Lesson 10 Intro

Prerequisites and What to Expect

Before proceeding, you should understand how to manipulate lists. Consider reviewing key procedures like map and filter.

In this section, we'll learn about streams and some of their applications.

Readings

This lesson is based on SICP 3.5.

Introduction to Streams

We've gained a good understanding of assignment as a tool in modeling, as well as an appreciation of the complex problems that assignment raises. It is time to ask whether we could have gone about things in a different way, so as to avoid some of these problems. In this section, we explore an alternative approach to modeling state, based on data structures called streams. As we shall see, streams can mitigate some of the complexity of modeling state.

Let's step back and review where this complexity comes from. In an attempt to model real-world phenomena, we made some apparently reasonable decisions: We modeled real-world objects with local state by computational objects with local variables. We identified time variation in the real world with time variation in the computer. We implemented the time variation of the states of the model objects in the computer with assignments to the local variables of the model objects.

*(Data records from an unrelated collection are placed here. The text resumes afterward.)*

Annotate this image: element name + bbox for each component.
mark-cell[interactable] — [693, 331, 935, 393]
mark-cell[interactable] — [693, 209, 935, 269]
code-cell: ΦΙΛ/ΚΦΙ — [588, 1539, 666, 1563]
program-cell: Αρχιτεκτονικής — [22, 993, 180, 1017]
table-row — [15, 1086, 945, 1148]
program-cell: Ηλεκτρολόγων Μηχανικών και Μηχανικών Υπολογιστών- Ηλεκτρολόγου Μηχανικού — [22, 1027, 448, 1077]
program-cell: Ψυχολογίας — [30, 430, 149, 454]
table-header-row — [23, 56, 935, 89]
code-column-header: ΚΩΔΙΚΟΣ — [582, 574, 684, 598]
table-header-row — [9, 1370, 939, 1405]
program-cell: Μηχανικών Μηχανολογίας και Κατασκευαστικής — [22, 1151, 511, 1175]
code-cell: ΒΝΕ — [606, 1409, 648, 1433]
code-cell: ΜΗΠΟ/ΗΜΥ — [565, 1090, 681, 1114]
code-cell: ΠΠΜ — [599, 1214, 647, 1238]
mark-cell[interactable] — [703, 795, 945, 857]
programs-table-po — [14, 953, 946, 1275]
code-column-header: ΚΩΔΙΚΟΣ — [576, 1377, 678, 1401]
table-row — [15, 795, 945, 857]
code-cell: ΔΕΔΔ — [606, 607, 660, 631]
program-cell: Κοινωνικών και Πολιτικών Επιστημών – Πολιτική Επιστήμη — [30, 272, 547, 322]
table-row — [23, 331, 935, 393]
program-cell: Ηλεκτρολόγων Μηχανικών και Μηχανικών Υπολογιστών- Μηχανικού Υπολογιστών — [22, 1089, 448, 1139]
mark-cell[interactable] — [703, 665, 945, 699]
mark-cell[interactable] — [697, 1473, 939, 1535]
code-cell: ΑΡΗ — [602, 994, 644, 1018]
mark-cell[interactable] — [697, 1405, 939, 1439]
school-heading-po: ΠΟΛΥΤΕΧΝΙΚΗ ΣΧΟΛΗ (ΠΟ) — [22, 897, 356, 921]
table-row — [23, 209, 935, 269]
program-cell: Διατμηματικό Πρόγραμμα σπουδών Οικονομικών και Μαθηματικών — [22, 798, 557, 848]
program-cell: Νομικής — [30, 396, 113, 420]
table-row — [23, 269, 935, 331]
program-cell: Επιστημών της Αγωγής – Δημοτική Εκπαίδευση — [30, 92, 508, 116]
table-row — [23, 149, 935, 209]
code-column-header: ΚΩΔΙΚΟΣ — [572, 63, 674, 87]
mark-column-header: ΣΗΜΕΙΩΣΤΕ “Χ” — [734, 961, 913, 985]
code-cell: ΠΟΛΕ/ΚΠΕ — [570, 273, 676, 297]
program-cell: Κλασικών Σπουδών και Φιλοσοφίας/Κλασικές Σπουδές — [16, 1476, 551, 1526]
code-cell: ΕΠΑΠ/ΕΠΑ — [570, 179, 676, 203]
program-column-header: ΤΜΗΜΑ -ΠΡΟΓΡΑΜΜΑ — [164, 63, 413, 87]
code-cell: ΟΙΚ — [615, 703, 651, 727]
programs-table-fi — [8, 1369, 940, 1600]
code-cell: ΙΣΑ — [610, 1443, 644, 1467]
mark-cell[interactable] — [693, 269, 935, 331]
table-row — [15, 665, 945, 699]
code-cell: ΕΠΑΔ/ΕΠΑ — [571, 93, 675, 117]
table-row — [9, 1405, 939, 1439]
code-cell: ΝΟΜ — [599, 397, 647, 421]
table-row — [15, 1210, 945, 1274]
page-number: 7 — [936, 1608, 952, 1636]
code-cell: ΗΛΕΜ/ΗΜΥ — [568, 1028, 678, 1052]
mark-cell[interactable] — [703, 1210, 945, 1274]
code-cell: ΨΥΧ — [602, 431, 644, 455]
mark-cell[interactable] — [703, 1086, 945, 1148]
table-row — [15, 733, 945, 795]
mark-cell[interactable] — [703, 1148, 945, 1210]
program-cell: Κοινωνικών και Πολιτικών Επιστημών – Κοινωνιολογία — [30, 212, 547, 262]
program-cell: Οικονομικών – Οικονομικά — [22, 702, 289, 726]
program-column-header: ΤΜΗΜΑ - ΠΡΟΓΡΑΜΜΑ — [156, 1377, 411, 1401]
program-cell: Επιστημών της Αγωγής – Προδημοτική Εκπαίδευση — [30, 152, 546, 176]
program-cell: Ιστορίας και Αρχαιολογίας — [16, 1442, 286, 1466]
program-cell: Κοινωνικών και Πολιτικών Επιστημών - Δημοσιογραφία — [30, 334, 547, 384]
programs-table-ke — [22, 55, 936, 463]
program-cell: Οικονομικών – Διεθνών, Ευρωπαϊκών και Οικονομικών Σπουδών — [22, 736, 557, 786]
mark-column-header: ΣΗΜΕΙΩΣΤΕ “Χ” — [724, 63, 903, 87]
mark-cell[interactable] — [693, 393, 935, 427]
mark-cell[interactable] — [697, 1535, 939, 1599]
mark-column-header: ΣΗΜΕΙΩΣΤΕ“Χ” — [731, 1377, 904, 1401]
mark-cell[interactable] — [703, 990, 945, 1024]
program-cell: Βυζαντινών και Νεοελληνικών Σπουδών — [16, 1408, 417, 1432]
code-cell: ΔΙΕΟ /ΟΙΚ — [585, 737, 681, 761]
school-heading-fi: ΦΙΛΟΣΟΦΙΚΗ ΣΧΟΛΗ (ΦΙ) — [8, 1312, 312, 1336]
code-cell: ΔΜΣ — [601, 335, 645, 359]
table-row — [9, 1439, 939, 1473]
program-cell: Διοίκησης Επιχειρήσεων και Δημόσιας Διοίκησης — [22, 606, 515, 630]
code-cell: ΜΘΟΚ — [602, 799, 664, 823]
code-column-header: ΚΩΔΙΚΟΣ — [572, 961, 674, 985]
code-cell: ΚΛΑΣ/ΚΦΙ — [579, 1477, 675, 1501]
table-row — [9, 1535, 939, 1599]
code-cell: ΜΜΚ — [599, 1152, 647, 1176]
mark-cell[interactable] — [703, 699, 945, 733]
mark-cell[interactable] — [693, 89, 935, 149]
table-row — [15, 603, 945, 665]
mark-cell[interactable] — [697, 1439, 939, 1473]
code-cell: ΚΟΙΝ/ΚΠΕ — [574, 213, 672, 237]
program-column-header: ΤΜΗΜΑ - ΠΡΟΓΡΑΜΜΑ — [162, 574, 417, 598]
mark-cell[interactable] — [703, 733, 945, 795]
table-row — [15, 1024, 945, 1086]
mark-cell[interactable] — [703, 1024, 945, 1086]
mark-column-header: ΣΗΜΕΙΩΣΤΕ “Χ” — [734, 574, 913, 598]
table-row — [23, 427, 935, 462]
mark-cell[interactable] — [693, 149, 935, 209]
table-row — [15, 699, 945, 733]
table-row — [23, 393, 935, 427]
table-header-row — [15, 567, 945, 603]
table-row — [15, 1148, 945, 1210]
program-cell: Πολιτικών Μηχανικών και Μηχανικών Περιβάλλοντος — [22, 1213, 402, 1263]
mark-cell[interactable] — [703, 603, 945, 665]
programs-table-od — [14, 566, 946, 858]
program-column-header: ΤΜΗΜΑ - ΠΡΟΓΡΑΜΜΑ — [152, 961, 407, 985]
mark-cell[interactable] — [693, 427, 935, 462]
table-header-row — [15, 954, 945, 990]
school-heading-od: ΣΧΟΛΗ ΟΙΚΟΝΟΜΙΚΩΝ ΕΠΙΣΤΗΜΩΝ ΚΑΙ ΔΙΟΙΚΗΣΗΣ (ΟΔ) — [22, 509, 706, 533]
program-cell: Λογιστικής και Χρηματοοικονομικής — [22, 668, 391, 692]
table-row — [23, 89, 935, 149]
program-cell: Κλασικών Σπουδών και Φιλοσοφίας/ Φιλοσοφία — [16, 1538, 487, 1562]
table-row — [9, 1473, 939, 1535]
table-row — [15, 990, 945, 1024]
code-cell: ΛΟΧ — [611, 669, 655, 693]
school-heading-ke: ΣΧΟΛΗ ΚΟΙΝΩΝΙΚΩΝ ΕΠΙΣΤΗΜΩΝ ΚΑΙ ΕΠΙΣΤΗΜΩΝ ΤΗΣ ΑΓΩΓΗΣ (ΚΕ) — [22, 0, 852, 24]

Is there another approach? Can we avoid identifying time in the computer with time in the modeled world? Must we make the model change with time in order to model phenomena in a changing world? Think about the issue in terms of mathematical functions. We can describe the time-varying behavior of a quantity x as a function of time x(t). If we concentrate on x instant by instant, we think of it as a changing quantity. Yet if we concentrate on the entire time history of values, we do not emphasize change-the function itself does not change.

If time is measured in discrete steps, then we can model a time function as a (possibly infinite) sequence. In this section, we will see how to model change in terms of sequences that represent the time histories of the systems being modeled. To accomplish this, we introduce new data structures called streams. From an abstract point of view, a stream is simply a sequence. However, we will find that the straightforward implementation of streams as lists (as in section 2.2.1) doesn't fully reveal the power of stream processing. As an alternative, we introduce the technique of delayed evaluation, which enables us to represent very large (even infinite) sequences as streams.

Stream processing lets us model systems that have state without ever using assignment or mutable data. This has important implications, both theoretical and practical, because we can build models that avoid the drawbacks inherent in introducing assignment. On the other hand, the stream framework raises difficulties of its own, and the question of which modeling technique leads to more modular and more easily maintained systems remains open.

List Inefficiency

Since Lesson 4, we've been using lists to represent sequences. But there are downsides to list representations. Manipulating these list sequences require that our programs construct and copy data structures (which could be huge) at every step of the process.

Let's see this in action. This procedure is written in the iterative style we know and love:

(define (sum-primes a b)
  (define (iter count accum)
    (cond ((> count b) accum)
          ((prime? count) (iter (+ count 1) (+ count accum)))
          (else (iter (+ count 1) accum))))
  (iter a 0))

This second procedure makes use of accumulate, filter, and enumerate-interval.

(define (sum-primes a b)
  (accumulate +
              0
              (filter prime? (enumerate-interval a b))))

In carrying out the computation, the first program needs only to store the sum being accumulated. In contrast, the filter in the second program cannot do any testing until enumerate-interval has constructed a complete list of the numbers in the interval. The filter generates another list, which in turn is passed to accumulate before being collapsed to form a sum.

Such large intermediate storage is not needed by the first program, which we can think of as enumerating the interval incrementally, adding each prime to the sum as it is generated.

Here's another example of list inefficiency:

(car (cdr (filter prime?
                  (enumerate-interval 10000 1000000))))

This code generates a huge list of integers and a huge list of primes, even though we only want the second prime number!

Why Streams?

With streams, we can manipulate sequences without incurring the costs of manipulating sequences as lists. With streams we can achieve the best of both worlds: We can formulate programs elegantly as sequence manipulations, while attaining the efficiency of incremental computation. The basic idea is to construct a stream only partially, and to pass the partial construction to the program that consumes the stream. If the consumer attempts to access a part of the stream that has not yet been constructed, the stream will automatically construct just enough more of itself to produce the required part, thus preserving the illusion that the entire stream exists. In other words, although we will write programs as if we were processing complete sequences, we design our stream implementation to automatically and transparently interleave the construction of the stream with its use.